• U.S.

NATO: Operation Mainbrace

3 minute read
TIME

The enemy armies from the east have overrun the plains of Western Germany and are pouring into Denmark. General Ridgway’s armies are holding along the Kiel Canal, but the enemy has already penetrated northern Norway and is threatening to send an amphibious landing force around the North Cape.

This is the fictitious situation set for Operation Mainbrace, NATO’s first big naval exercise. Mainbrace was conceived last year by General Eisenhower to convince NATO’s Scandinavian members (Norway and Denmark) that their lands can be defended in the event of war with Russia. One morning last week, 85 men-of-war (including the U.S. carriers Midway, Franklin D. Roosevelt and Wasp, the Royal Navy carrier Eagle and battleship Vanguard) steamed in stately grey lines out of the Firth of Clyde. On the F.D.R.’s bridge, Skipper George W. Anderson made an announcement: “Any man who spots a periscope before it attacks gets special liberty to London.”

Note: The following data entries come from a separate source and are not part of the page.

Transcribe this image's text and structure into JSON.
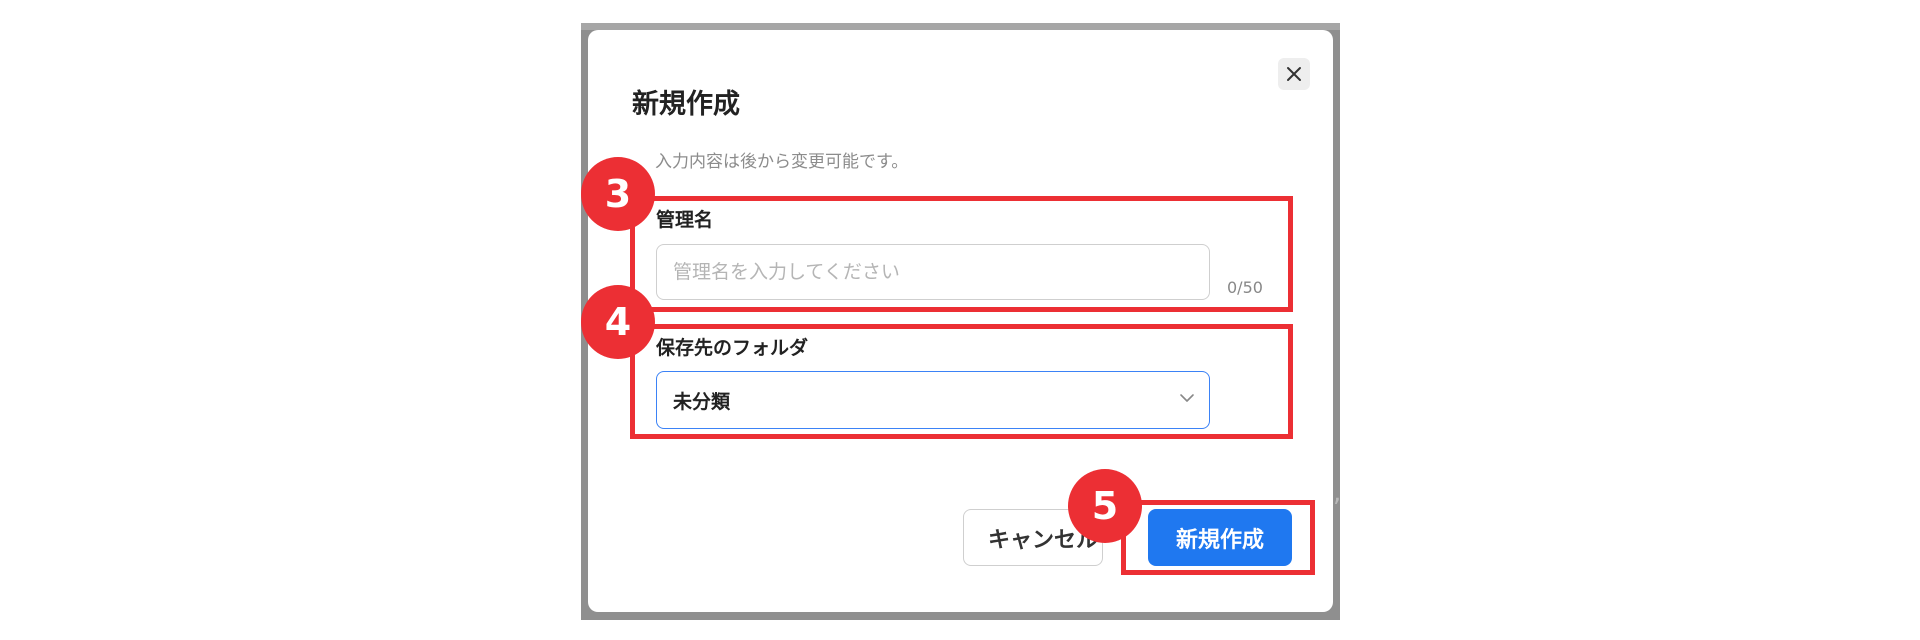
{
  "dialog": {
    "title": "新規作成",
    "description": "入力内容は後から変更可能です。",
    "close_icon": "close-icon"
  },
  "name_field": {
    "label": "管理名",
    "placeholder": "管理名を入力してください",
    "value": "",
    "counter": "0/50"
  },
  "folder_field": {
    "label": "保存先のフォルダ",
    "selected": "未分類",
    "icon": "chevron-down-icon"
  },
  "buttons": {
    "cancel": "キャンセル",
    "create": "新規作成"
  },
  "steps": [
    {
      "number": "3"
    },
    {
      "number": "4"
    },
    {
      "number": "5"
    }
  ],
  "colors": {
    "highlight": "#ec2f34",
    "primary": "#1f78f0",
    "select_border": "#3b82f6"
  }
}
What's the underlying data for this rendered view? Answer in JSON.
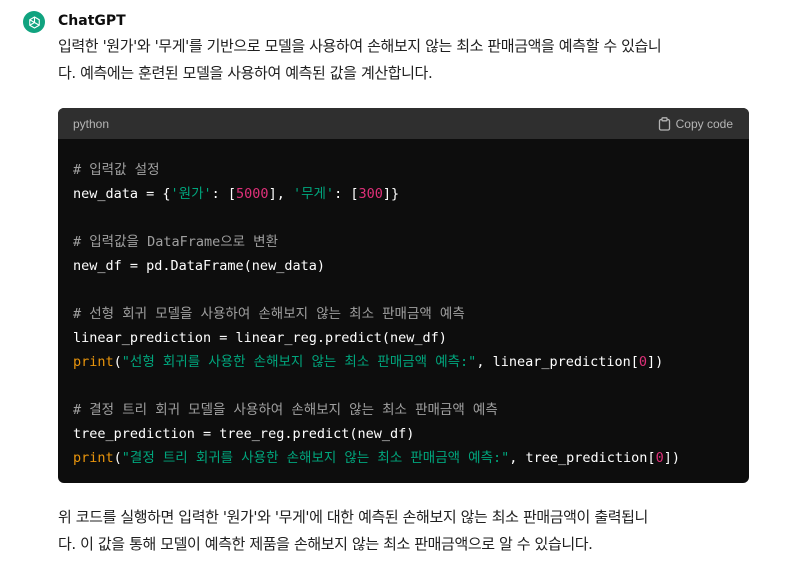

When the fleet reached open waters, it formed quickly into battle array. British ships went one way, U.S. ships the other, until the two had formed into separate task forces like two huge targets on the water, the carriers in the bull’s-eyes of each. Side by side the two forces steamed along, code flags dipping and bobbing, signal lights blinking. One problem of the exercise was to develop a “joint language of command” understandable by both tars and bluejackets. On Mainbrace, U.S. signalmen no longer reported signal pennants “two-blocked” when they are hauled to the end of the yard. Instead they used the British term “close-up.” In return, the Royal Navy has agreed to spell words like “harbour” without the u.

The first clash with the “enemy” (ten submarines and one cruiser) brought on an intra-fleet rhubarb. A Russian sub (H.M.S. Taciturn) got through the destroyer screen and promptly claimed hits on four carriers, but the umpires (on the surface ships) ruled her sunk. Such differences will be resolved when the two-week exercise is finished and the commanders gather in Oslo for a review. Meanwhile, “sunken” carriers and subs fight on.

Other unrealities characterize Main-brace. Neither side, for instance, has made any effort to simulate atomic attack. Nevertheless, the exercise will provide practical experience for NATO’s men and officers in combined operations, help its navies to standardize their systems of gunnery, supply, refueling.

As the operation continues, carrier planes will strike at Bodo in northern Norway to drive the enemy back. Then the fleet will turn south to hit the aggressors near the Kiel Canal, while U.S. marines establish a beachhead in Denmark. By the time the two-week exercise is done, the imaginary enemy will inevitably have been defeated. The real one will have had, at least, a good show of strength.